Он был порядочен. Это качество не всем удается сохранить, не всеми даже оно осознается, как самостоятельная ценность. Когда же столкновение происходит не с равнодушием капитализма, а с активной деятельностью империи тотального зла, порядочность делается не только очень редким, но и очень слабым цветком. Его всегдашним ответом на вопрос, удается ли «пробить» что-то свое - идеи, разработки, стихи - было: «Не прошло - не надо». Эта усмешка включала в себя и отрицательный ответ, и отношение к подразумеваемой цене положительного ответа. Ведь он был талантлив, но поступиться внутренне важным, пойти на компромисс «ради того, чтобы» всегда оказывалось для него не стóящим результата. Пример здесь - его короткое стихотворение «На войне»:

Все, что было, сплыло дочиста.
Больше нету человечества.
Мы - без имени, без отчества.
Все теперь - сыны отечества.
А земля дрожит от ужаса,
быт совсем без дня и ночи стал.
Нет священнее содружества.
Нету глубже одиночества.

Ему предложили напечатать его не где-нибудь - в «Новом мире»! Но при условии, что две последние строки будут поменяны местами. Он поблагодарил, отказался и больше не возобновлял разговор об опубликовании своих стихов.
Однажды зашла речь о невозможности избежать сделок с совестью, не в безвоздушном же пространстве живем, и он сказал, что - да, у него есть грех на душе. Когда в 1952 году дошла до него очередь проработки на партсобраниях, он: «Да, не выдержал и покаялся в том, чего не было и чего никогда не делал». Имеющий память да вспомнит! Если, говоря о 40 х и о 50 х годах двадцатого века в коммунистической сталинской России, ему нечего было больше стыдиться, значит, Володин его не зря называл «святой человек Яша».

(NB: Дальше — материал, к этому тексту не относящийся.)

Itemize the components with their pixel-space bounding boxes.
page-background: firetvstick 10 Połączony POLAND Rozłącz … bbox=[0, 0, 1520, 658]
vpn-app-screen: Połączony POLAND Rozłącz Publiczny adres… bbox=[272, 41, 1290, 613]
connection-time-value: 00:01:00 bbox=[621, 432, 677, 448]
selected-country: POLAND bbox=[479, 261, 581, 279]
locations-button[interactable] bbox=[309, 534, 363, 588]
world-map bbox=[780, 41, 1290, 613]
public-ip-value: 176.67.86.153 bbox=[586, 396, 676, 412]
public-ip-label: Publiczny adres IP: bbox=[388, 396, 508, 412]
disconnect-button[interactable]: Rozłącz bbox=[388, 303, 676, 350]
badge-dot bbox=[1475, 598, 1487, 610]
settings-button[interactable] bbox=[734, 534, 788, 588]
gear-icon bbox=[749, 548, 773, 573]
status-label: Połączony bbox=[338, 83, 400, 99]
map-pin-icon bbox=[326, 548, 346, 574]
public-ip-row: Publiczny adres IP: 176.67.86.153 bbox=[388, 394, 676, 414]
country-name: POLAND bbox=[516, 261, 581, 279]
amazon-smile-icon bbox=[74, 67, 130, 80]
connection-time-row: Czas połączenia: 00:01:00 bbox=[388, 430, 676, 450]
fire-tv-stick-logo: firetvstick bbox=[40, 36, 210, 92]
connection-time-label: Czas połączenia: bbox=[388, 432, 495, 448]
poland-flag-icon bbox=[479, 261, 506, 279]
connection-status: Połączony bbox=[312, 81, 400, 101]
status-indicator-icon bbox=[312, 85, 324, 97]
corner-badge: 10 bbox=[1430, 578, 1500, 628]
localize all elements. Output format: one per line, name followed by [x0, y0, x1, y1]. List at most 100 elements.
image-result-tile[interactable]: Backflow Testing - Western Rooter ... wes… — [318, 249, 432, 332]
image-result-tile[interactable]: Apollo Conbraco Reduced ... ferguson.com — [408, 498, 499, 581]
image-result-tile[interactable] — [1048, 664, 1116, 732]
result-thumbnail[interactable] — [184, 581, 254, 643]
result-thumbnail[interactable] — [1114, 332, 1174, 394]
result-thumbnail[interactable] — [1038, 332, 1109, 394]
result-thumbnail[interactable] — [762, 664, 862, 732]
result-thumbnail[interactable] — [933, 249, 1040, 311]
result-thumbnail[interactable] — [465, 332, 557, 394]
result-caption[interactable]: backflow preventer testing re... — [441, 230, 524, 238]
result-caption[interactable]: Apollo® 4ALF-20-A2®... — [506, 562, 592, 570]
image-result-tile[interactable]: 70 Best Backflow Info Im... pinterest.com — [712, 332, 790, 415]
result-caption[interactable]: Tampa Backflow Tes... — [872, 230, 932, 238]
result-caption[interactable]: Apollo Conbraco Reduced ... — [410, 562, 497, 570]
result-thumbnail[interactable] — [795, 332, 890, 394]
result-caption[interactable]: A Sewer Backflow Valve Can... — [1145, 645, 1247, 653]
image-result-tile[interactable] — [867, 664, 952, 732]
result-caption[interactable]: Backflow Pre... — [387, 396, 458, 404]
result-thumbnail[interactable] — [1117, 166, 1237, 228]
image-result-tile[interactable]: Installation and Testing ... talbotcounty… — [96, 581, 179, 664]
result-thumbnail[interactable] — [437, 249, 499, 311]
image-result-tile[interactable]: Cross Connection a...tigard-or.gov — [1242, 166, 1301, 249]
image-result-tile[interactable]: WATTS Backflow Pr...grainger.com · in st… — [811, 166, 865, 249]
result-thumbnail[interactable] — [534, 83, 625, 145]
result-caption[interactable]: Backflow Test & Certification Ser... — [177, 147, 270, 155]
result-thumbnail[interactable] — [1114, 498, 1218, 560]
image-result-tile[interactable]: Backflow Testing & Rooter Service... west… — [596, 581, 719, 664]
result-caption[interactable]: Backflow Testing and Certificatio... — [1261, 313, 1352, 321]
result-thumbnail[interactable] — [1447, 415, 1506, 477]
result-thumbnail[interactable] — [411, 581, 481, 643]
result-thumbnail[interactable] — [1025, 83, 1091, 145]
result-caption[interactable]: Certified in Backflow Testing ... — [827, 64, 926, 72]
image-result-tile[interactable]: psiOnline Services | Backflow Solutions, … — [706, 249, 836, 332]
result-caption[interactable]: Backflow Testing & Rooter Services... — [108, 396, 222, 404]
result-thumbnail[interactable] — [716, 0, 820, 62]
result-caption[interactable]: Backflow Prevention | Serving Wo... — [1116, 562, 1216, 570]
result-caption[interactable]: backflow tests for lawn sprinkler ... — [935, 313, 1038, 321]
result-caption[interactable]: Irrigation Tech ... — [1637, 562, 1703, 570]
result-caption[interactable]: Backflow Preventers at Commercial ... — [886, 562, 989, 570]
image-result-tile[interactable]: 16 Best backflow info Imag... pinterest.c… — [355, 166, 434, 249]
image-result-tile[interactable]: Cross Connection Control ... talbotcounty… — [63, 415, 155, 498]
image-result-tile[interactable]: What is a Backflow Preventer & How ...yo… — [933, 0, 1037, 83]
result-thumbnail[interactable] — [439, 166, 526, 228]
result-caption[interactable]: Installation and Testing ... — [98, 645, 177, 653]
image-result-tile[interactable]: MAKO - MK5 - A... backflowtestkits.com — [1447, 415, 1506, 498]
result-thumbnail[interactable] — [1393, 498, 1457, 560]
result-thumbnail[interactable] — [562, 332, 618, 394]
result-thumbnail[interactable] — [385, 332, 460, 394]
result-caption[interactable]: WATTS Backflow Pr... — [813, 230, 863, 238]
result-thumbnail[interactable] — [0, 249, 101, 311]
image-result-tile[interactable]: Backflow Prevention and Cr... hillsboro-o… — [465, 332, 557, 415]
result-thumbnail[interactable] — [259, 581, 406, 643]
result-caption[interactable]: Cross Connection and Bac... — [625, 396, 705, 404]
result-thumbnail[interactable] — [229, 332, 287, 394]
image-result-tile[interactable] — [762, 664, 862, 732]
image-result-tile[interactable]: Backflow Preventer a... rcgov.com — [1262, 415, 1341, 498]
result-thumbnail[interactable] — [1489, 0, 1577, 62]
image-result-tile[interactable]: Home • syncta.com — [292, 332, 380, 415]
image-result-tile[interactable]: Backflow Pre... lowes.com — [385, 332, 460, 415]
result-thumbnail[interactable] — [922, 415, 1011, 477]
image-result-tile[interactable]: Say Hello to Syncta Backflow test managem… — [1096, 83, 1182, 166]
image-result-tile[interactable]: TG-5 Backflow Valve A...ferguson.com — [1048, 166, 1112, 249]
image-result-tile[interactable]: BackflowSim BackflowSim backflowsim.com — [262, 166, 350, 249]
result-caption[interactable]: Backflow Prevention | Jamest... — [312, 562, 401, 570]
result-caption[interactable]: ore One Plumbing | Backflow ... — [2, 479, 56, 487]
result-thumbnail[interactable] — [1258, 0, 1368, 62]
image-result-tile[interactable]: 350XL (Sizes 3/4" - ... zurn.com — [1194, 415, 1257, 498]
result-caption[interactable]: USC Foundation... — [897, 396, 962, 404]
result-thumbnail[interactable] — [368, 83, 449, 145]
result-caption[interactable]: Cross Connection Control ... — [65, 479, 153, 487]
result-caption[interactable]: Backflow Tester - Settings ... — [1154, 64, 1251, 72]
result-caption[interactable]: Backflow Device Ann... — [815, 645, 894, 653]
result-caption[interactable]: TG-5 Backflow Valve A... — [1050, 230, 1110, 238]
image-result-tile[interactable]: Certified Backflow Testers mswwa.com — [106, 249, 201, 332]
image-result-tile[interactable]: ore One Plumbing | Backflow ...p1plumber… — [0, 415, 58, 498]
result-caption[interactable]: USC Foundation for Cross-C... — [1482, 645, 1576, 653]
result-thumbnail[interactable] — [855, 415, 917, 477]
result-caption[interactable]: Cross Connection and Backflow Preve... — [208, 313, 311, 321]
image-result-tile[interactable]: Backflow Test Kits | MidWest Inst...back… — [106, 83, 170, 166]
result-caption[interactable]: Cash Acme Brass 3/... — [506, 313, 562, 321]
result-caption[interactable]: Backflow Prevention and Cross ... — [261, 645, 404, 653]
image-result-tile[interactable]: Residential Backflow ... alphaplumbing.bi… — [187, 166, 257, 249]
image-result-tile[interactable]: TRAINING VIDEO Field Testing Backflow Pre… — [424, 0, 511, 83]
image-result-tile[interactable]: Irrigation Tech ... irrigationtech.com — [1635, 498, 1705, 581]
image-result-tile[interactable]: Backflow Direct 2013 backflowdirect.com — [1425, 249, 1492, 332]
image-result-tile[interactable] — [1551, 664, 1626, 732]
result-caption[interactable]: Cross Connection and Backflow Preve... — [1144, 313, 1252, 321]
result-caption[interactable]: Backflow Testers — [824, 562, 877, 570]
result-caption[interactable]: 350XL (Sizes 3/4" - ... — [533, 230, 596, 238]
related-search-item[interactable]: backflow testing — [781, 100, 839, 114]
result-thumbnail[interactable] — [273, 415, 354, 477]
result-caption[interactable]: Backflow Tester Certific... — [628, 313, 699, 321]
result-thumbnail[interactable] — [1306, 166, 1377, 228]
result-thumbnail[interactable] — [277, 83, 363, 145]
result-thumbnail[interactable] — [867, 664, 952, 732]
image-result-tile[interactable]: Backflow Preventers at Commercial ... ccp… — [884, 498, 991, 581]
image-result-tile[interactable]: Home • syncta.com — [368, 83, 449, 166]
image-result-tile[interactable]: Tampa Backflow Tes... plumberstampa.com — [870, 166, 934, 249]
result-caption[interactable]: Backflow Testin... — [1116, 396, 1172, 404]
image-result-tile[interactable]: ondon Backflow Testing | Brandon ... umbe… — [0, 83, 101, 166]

Ему были рады в любой компании, везде он держался скромно и всегда оказывался в центре. С удовольствием рассказывал про доступные ему (в отличие от остальных) книги и фильмы, байки из жизни артистических кругов, исторические анекдоты про Сталина, Хрущева или ленинградского «отца города» Толстикова, скандально известного даже на фоне тогдашней верхушки. И никогда не переходил границу пристойности, никогда не блистал осведомленностью о грязных деталях. Не все компании были ему вровень: советская интеллигенция слишком часто находилась на уровне наивного заскорузлого невежества. Он ценил общение и тепло, а расцветал в общении с равными себе, которых было немного, но которые всегда находились по закону взаимного притяжения.

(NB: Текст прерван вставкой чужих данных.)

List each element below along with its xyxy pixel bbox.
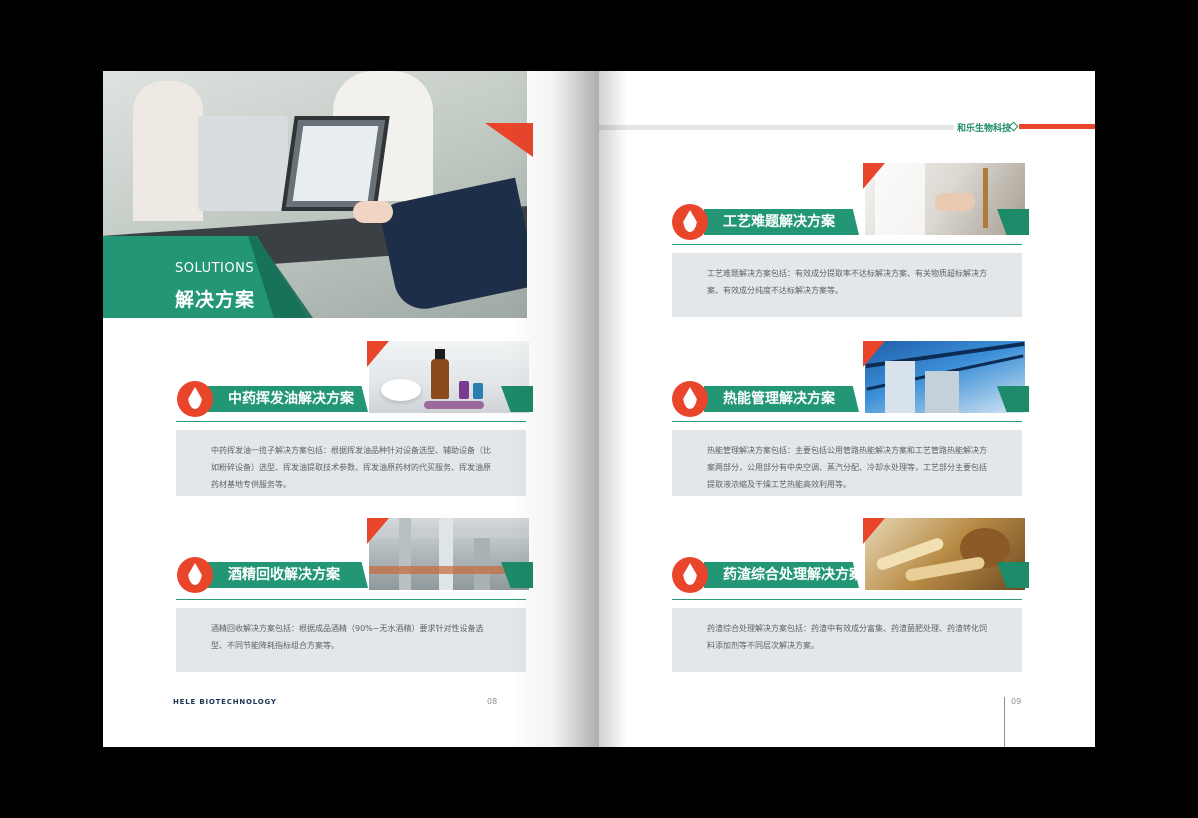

Хотя его стихотворения датированы только частично, по-видимому, стихи 1952 года были из первых; по-видимому, пик и по количеству, и по мастерству приходится на 1960 е - 1970 е. Ему тогда было между 40 и 60: действительно, как правило, вершина творческого развития для человека. Здесь собрано почти все, что осталось от него, собрано для того, чтобы ему, говоря его же словами, «не провалиться в пустоту забвенья». А мы только выиграем, если в нашем культурном обиходе появятся стихи Якова Нисоновича Рохлина.

Он умер в 1988 году, не дожив до 70 ти.